Over the next two years, Jean Prevost and postdoctoral researcher Bruno Huet will complete the implementation of a geochemical module in Dynaflow that includes the constituents of cement. Initially the model will be validated using data for calcium leaching from a European study. The model will incorporate the parameters obtained from collaborators at LANL and LLNL (see above), if that work is successful; if not, we will use Dynaflow to simulate our experimental results and refine the parameters ourselves. The multiphase flash calculation will further be modified to allow for pressure and temperature changes as the plume rises toward the surface, including thermal effects.
Once the basic geochemistry is in place, Bruno Huet and Jean Prevost will simulate attack on cement by carbonated brine rising through an annular gap around the cement in a well. Multiple leakage scenarios will be examined, including the impacts of varying brine composition, initial gap width, and depth at which the leak originates. The simulations will also be extended to include corrosion of the steel casing in the well.

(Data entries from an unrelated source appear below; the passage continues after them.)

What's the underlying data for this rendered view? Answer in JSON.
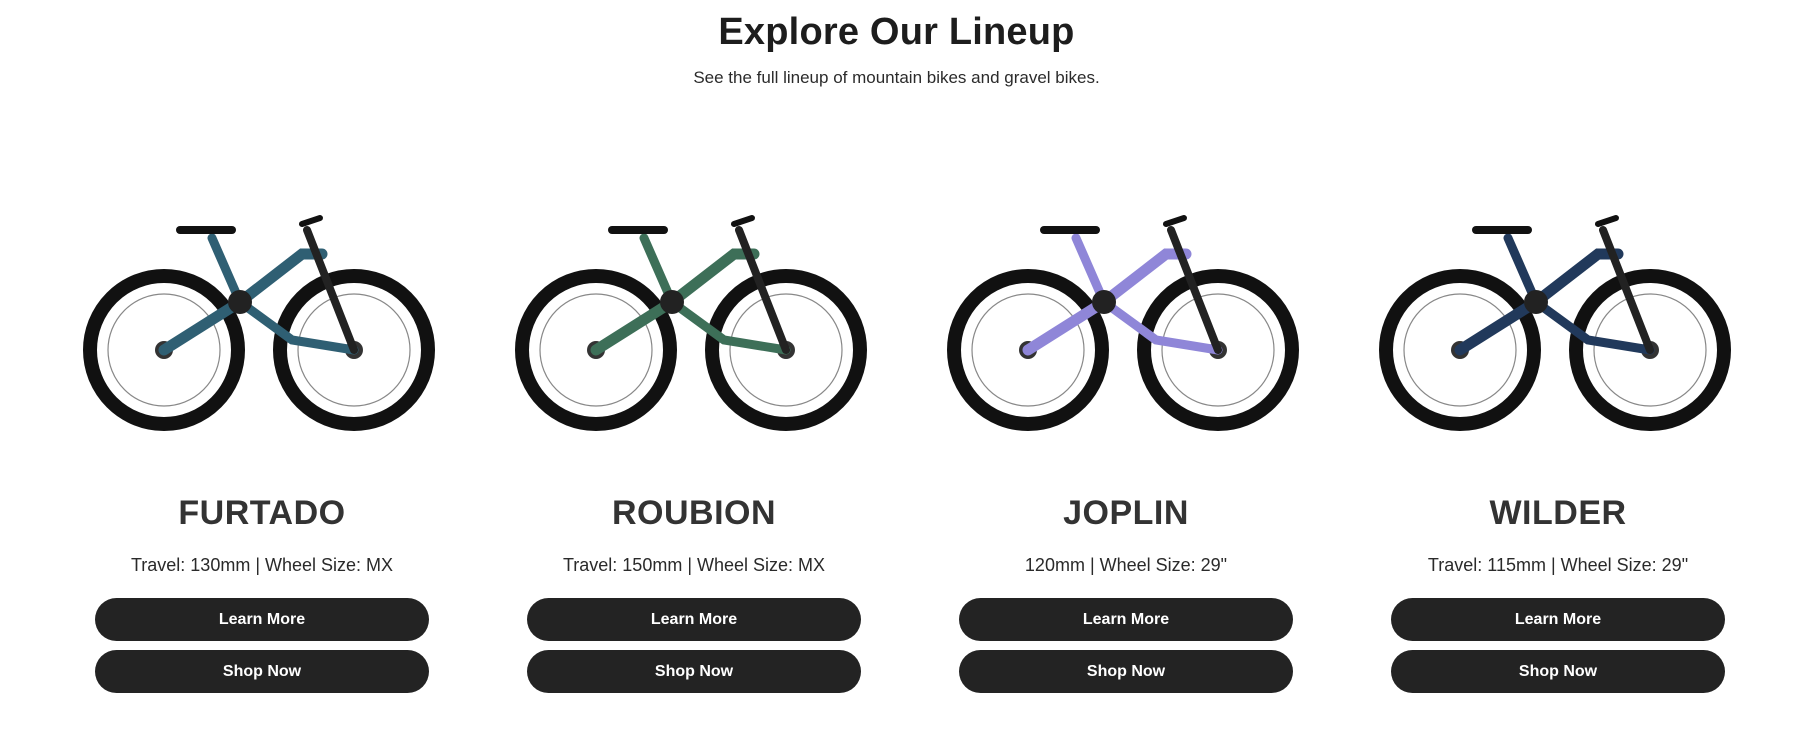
{
  "header": {
    "title": "Explore Our Lineup",
    "subtitle": "See the full lineup of mountain bikes and gravel bikes."
  },
  "bikes": [
    {
      "name": "FURTADO",
      "specs": "Travel: 130mm | Wheel Size: MX",
      "learn_label": "Learn More",
      "shop_label": "Shop Now",
      "frame_color": "#2f5f73",
      "image_alt": "FURTADO bike"
    },
    {
      "name": "ROUBION",
      "specs": "Travel: 150mm | Wheel Size: MX",
      "learn_label": "Learn More",
      "shop_label": "Shop Now",
      "frame_color": "#3d6f58",
      "image_alt": "ROUBION bike"
    },
    {
      "name": "JOPLIN",
      "specs": "120mm | Wheel Size: 29\"",
      "learn_label": "Learn More",
      "shop_label": "Shop Now",
      "frame_color": "#8f86d8",
      "image_alt": "JOPLIN bike"
    },
    {
      "name": "WILDER",
      "specs": "Travel: 115mm | Wheel Size: 29\"",
      "learn_label": "Learn More",
      "shop_label": "Shop Now",
      "frame_color": "#21395b",
      "image_alt": "WILDER bike"
    }
  ],
  "colors": {
    "button_bg": "#232323",
    "button_text": "#ffffff",
    "text": "#1f1f1f"
  }
}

In summary, at the end of about 2 years from today, we will be able to put bounds on the risk of leakage under unfavorable conditions (brine in a sandstone formation encountering a pre-existing annular gap in typical cement). Should we discover that the brine is quickly neutralized as it flows through the gap, so that the leak is not significantly expanded over the course of a century, then the behavior of the wells under more benign conditions is academic. On the other hand, if our simulations indicate that leaks worsen at a significant rate in sandstone formations, then we will need to see whether there is any such risk under more favorable circumstances (such as limestone formations). That information will emerge from the thesis work to begin this fall; the results will start flowing in about two years, and final results will be available by year 4 or 5 (that is, by the end of the project).
The results from the combined experimental and geochemical modeling should predict the most important variables affecting leakage rates within a well. This information will be combined with statistical information about well properties to provide input for the semi-analytical and coarse resolution models developed by Mike Celia and colleagues for risk assessment (see below).